The Montefiore Einstein Cancer Center at Montefiore Hospital hosted a hilarity session for the cancer patients, some even with advanced stages of the illness. Fox News published an article in November of 2008, revealing the results of humor on the cancer patients.
This was the hospital’s monthly “Strength Through Laughter” therapy. This is only one of several types of laughter or humor therapies being offered by medical facilities around the country for patient diagnosed with cancer or other chronic diseases. These programs all feature joke sessions, funny movies and even clown appearances. They are still waiting on a verdict on whether laughter plays a roll in healing, according to the American Cancer Society and other medical experts, but they say it does reduce stress and promotes relaxation by lowering the patients’ blood pressure, improving breathing and increasing muscle function.

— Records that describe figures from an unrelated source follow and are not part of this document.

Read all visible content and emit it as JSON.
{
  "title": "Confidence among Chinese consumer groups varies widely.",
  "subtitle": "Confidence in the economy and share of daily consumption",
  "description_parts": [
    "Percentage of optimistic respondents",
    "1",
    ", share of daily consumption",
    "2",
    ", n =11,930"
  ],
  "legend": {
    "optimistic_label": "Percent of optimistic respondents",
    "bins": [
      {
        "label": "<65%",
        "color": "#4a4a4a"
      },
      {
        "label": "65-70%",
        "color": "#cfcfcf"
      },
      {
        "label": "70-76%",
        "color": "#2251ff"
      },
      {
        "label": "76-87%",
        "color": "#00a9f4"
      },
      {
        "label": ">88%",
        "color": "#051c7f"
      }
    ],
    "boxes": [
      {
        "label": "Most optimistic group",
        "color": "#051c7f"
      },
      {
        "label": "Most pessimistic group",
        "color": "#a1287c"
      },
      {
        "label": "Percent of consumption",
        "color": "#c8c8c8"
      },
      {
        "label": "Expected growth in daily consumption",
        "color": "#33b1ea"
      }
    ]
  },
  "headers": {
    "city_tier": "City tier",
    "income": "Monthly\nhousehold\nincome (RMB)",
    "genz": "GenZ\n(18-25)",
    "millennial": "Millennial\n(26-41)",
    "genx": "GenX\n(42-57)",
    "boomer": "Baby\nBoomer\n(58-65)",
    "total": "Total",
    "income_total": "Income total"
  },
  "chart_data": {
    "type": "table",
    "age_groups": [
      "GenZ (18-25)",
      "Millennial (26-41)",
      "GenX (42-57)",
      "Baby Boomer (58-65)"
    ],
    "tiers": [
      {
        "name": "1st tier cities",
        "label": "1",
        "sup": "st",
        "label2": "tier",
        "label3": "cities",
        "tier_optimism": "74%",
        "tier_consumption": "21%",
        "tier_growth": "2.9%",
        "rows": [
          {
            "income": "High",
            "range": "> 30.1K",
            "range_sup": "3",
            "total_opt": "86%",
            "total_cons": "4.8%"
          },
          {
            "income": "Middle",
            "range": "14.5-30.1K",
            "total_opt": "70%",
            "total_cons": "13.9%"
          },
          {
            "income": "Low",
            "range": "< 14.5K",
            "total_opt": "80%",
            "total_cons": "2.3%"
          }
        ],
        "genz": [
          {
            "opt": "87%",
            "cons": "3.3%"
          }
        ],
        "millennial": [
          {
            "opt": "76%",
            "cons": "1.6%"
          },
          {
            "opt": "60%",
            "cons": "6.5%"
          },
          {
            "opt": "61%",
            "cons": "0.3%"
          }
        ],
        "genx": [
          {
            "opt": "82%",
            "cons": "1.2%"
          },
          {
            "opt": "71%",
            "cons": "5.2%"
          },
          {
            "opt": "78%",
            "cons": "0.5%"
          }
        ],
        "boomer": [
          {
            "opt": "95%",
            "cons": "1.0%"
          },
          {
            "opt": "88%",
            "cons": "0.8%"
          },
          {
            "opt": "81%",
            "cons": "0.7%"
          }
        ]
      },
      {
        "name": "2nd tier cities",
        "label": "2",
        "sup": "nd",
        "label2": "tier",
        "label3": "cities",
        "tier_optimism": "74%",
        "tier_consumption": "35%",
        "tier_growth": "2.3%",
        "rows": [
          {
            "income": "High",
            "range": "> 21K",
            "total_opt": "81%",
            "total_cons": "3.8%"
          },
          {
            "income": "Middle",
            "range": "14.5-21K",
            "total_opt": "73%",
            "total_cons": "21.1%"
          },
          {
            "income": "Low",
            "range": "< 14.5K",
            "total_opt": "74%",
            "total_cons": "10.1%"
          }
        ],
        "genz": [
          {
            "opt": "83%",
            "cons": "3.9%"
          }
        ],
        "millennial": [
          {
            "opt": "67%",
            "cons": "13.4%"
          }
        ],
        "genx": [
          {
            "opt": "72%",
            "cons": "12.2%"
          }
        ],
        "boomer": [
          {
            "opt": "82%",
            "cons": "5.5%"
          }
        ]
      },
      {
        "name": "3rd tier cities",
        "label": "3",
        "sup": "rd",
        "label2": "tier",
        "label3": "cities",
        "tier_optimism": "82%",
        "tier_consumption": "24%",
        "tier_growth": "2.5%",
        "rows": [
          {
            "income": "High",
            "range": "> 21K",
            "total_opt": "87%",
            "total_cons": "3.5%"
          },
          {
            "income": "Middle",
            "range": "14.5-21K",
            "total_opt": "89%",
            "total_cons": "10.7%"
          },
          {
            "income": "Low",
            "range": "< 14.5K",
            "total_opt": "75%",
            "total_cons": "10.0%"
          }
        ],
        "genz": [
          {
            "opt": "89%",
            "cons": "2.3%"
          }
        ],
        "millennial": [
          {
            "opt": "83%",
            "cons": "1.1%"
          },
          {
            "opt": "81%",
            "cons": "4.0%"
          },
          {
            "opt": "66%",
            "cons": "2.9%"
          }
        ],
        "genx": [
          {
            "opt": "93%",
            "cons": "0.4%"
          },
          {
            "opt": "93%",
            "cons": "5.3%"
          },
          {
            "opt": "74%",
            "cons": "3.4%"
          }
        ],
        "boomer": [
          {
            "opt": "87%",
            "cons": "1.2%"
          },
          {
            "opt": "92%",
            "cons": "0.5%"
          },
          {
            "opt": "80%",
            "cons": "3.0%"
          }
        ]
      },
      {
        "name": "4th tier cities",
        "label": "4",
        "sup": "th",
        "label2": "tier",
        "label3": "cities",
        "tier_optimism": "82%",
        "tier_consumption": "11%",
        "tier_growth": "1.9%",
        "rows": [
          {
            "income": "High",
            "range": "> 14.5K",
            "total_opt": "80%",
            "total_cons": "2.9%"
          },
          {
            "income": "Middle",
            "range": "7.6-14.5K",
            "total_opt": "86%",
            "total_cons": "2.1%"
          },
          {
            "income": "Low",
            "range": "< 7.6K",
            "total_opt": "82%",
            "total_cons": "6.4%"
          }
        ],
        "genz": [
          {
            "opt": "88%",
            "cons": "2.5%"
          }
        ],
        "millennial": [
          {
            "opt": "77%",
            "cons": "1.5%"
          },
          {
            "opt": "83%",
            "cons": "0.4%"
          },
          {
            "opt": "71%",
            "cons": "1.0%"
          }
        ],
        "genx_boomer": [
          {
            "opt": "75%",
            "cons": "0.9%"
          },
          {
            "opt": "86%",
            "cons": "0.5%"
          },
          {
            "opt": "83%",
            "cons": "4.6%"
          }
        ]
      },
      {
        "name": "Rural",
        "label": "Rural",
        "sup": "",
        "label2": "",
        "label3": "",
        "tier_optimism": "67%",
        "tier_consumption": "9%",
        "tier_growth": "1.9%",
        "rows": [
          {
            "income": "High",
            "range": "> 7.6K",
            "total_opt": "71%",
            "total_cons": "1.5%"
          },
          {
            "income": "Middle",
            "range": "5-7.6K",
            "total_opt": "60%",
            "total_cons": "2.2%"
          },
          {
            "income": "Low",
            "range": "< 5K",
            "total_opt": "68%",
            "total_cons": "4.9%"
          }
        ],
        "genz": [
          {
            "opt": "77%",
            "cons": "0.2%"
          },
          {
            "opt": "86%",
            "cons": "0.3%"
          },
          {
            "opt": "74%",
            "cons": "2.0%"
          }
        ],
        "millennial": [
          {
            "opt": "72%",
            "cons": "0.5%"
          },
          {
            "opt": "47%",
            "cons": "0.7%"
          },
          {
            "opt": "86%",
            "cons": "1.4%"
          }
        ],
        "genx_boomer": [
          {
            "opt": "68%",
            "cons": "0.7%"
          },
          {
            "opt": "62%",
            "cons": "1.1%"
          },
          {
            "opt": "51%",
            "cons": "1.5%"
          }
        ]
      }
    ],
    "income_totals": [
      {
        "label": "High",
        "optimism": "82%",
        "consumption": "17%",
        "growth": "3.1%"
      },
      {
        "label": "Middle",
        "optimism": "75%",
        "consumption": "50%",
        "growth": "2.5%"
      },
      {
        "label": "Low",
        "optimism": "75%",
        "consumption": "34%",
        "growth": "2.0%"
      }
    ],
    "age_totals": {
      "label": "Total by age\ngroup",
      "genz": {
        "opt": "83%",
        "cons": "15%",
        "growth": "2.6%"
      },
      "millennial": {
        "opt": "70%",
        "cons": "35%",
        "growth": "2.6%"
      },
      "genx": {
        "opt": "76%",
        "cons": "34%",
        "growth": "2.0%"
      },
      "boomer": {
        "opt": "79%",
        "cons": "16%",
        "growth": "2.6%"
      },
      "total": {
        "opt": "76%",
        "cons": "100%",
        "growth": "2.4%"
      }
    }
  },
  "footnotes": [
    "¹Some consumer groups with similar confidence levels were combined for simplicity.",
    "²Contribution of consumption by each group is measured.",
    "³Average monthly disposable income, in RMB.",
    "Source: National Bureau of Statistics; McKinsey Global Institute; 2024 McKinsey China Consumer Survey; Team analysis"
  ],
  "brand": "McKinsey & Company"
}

About two dozen patients at the hospital even arrived in costume to “spook cancer” one day before Halloween. A breast cancer patient now in remission reported that the session makes her feel better. Incidentally, she came disguised as a security officer and said she felt healthy when she laughed. A warmth was generated among the group by the laughs that was palpable, particularly when this same lady changed into an angel costume and went around offering a red rose and a hug or kiss to each of the other participants. This woman truly is an angel!
The senior oncology social worker and facilitator, Gloria Nelson, started the session five years previous to help cancer patients focus on living, instead of dying. She also reported on their amazing strength even though it’s a constant challenge of the fear of it coming back, and how to go on living knowing you have cancer. Each time they laughed, it was like kicking cancer right out the door, while taking control themselves.
Norman Cousins, editor of the Saturday review wrote in his book “Anatomy of an illness”, claiming that a combination of laughter and vitamins cured him of a potentially fatal illness. He made a discovery that 10 minutes of genuine belly laughter had an anesthetic effect. Some people are so overwhelmed with their diagnosis that they are unable to participate in laughter and other complementary therapies, even though they can help to relieve the anxiety brought on by the disease.
Some patients practice laughter sounds like “he-he, ha-ha and ho-ho”, and greet each other in this regard in lieu of jokes, and engage in games until laughter overtakes them.
A big challenge of being diagnosed with cancer is preserving your dignity. Especially when told to don a gown where the back half is missing and everyone’s examining you and asking about bodily functions.
The Rx Laughter’s participation in two of the large medical studies discovered that patients who watched funny videos during certain painful procedures were more relaxed and tolerated the pain longer. Cancer patients also had less pain and slept better after such entertainment. Any comic entertainment can get us through very stressful times and save us the cost of psychotherapy that many people cannot afford. Maybe we all need to use this humor activity to lessen the stress in our own everyday lives.